18 Monate lang hat ein Ehepaar dafür gekämpft, dass es im DB-Reisezentrum in Stuttgart-Vaihingen einen Stuhl für die Kunden gib. Die Bahn hatte zunächst „versicherungstechnische Bedenken“. Nun hat es sich das Unternehmen noch einmal überlegt ...

Stadtleben und Stadtkultur : Alexandra Kratz (atz)

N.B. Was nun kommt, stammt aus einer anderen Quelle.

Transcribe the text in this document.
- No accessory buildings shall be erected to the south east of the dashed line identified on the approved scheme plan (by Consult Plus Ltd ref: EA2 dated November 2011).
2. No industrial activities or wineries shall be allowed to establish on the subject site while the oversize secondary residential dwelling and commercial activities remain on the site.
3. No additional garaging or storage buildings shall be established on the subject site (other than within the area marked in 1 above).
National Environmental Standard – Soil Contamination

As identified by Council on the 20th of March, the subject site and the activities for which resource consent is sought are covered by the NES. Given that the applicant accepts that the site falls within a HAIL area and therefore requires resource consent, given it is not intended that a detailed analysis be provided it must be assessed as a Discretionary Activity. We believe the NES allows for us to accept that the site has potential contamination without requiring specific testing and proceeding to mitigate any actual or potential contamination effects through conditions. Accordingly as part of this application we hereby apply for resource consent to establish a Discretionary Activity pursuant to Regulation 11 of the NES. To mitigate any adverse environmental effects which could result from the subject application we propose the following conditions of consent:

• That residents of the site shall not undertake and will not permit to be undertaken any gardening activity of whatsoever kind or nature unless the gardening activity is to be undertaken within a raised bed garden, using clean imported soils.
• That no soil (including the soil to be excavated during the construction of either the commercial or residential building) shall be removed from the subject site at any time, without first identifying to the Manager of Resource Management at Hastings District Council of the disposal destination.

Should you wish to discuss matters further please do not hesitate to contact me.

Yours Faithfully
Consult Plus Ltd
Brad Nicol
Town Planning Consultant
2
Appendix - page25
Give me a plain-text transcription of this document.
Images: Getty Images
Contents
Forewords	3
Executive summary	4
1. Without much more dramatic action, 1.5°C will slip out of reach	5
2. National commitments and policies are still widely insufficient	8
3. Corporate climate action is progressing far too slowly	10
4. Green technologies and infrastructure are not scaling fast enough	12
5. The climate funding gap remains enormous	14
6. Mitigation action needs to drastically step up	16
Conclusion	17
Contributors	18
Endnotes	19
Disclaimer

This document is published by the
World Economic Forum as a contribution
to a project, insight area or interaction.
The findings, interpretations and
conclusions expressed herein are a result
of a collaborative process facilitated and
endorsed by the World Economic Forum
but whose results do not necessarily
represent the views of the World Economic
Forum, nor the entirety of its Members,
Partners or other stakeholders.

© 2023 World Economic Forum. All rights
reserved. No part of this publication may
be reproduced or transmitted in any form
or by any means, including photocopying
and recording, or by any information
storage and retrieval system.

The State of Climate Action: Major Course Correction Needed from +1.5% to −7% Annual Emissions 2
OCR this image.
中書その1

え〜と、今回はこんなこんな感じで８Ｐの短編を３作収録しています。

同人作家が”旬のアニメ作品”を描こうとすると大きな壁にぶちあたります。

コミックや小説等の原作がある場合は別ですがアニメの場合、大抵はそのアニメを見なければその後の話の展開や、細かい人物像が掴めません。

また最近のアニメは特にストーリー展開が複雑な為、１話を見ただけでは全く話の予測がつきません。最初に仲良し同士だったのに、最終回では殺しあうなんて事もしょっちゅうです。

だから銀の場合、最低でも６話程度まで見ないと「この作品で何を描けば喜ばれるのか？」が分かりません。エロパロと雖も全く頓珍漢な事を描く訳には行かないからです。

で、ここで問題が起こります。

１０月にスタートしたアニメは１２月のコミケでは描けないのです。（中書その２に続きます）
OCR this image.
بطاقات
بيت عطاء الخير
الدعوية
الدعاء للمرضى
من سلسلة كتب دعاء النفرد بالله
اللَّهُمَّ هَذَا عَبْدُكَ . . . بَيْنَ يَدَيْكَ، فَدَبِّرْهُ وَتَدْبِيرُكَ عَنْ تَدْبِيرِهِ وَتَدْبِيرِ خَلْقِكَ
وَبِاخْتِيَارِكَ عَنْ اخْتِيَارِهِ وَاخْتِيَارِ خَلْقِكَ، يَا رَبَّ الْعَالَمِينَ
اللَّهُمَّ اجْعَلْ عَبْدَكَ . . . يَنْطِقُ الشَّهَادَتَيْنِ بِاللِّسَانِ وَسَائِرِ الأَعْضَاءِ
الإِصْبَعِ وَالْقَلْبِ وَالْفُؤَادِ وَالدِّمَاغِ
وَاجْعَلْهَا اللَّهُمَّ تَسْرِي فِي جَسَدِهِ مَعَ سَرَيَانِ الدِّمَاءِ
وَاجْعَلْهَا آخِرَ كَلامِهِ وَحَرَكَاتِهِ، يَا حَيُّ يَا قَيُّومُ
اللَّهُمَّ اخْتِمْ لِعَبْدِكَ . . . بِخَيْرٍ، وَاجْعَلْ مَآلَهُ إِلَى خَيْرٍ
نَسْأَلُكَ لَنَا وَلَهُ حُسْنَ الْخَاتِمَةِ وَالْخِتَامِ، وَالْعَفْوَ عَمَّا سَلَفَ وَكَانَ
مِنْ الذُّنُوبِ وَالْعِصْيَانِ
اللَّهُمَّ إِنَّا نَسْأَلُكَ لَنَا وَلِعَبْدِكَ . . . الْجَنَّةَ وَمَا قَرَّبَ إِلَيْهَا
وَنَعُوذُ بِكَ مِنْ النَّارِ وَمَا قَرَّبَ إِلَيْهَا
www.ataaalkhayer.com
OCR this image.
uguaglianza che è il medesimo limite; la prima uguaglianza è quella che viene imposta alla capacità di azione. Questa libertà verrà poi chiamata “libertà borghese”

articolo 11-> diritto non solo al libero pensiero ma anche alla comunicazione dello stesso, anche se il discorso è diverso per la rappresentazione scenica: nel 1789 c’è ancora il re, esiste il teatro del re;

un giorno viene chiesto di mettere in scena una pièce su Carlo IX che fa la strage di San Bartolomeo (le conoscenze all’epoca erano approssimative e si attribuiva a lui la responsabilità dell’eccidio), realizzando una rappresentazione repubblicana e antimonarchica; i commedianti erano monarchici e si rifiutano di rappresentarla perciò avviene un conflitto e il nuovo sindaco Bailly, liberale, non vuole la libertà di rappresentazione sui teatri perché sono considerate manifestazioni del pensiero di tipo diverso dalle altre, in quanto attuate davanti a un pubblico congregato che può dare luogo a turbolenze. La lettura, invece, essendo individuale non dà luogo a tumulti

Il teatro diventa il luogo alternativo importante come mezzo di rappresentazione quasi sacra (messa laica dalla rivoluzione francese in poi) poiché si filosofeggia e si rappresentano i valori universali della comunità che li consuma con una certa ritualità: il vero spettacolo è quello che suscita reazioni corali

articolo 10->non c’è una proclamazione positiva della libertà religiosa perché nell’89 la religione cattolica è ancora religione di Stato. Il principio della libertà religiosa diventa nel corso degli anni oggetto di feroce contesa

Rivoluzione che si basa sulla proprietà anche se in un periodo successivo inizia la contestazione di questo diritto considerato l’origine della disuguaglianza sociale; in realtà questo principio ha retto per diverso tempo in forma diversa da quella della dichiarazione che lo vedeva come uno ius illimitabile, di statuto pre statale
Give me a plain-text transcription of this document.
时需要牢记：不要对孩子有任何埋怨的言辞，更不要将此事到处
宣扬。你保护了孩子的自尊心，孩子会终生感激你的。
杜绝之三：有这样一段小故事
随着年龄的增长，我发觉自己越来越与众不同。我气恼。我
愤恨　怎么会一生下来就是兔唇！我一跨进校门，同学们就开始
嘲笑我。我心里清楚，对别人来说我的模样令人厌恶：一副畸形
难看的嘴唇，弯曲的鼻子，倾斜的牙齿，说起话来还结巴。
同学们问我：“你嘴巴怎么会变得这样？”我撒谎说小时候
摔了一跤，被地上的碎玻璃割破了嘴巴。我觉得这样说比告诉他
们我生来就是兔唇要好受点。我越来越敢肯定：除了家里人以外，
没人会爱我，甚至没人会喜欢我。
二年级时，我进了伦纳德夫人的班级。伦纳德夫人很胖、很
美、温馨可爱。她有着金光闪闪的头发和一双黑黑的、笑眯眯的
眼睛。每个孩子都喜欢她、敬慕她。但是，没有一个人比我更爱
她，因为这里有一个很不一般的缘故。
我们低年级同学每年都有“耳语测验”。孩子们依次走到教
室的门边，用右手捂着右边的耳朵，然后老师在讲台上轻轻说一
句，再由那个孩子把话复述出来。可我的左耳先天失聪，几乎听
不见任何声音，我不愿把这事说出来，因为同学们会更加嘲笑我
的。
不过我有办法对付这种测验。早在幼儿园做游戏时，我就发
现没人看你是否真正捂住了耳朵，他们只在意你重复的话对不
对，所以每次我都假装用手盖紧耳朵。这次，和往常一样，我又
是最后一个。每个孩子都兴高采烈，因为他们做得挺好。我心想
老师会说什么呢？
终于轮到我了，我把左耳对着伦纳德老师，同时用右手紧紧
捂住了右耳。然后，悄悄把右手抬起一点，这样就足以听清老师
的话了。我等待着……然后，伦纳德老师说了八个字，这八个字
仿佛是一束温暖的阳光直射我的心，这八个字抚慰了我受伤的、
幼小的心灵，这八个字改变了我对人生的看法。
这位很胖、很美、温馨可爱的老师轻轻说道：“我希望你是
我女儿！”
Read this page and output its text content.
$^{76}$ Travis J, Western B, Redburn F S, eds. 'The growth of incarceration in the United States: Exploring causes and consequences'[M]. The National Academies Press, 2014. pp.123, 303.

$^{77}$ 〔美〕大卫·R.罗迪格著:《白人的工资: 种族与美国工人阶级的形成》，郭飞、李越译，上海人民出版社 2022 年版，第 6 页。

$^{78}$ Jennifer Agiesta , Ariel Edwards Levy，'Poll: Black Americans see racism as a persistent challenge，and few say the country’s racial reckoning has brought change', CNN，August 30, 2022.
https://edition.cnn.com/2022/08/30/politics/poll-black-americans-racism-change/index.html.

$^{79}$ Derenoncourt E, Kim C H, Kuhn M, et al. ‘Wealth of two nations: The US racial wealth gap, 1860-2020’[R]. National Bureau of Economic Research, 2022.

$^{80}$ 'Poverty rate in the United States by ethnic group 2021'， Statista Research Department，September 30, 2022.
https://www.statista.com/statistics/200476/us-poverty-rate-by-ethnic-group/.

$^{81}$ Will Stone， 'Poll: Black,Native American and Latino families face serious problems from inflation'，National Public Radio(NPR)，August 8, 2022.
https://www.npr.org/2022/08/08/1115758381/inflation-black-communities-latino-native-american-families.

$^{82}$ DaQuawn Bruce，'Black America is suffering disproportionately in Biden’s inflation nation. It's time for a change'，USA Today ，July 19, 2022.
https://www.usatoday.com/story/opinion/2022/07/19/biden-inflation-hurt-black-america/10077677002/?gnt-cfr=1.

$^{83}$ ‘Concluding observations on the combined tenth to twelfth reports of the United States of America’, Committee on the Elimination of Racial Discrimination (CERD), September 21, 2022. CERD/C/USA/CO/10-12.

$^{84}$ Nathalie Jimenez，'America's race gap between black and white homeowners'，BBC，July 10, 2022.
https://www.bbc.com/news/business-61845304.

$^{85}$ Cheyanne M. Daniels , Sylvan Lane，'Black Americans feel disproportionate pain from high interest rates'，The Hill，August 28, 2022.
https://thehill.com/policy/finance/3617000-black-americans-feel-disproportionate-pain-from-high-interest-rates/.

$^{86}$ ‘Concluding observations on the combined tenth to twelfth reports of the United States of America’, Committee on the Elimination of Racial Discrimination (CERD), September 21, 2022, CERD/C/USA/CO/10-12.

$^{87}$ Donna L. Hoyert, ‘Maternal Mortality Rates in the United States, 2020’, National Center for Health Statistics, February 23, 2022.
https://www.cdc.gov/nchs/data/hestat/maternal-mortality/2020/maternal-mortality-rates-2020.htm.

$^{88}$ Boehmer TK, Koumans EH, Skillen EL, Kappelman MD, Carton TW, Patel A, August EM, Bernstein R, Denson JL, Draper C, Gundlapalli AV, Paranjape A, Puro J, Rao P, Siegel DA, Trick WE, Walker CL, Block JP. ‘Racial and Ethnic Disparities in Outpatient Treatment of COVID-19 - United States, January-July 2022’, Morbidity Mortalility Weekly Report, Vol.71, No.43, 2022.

Vaihingen - Es ist ein einfacher schwarzer Stuhl, leicht gepolstert, mit zwei Armlehnen und einer Rückenlehne. Doch für Hendrickje und Frank Lerbs aus Möhringen ist er so etwas wie ein vorgezogenes Weihnachtsgeschenk. Denn sie haben 18 Monate lang für diesen Stuhl gekämpft.

 

Das Objekt der Begierde steht im DB-Reisezentrum am Vaihinger Bahnhof . Dort gibt es zwei Schalter, an denen die Kunden Informationen und Fahrkarten bekommen. Manchmal bilden sich Warteschlangen. Hinzu kommt, dass der Pavillon ein Glasdach hat und sich in den Sommermonaten stark aufheizt. Hendrickje Lerbs wünschte sich daher einen Stuhl. Denn gerade ältere Menschen bräuchten doch auch mal eine Sitzgelegenheit, um sich auszuruhen, argumentierte die Seniorin. Am 31. Mai 2016 füllte sie daher zusammen mit einem der Bahn-Mitarbeiter im DB-Kundenzentrum ein Beschwerdeformular aus.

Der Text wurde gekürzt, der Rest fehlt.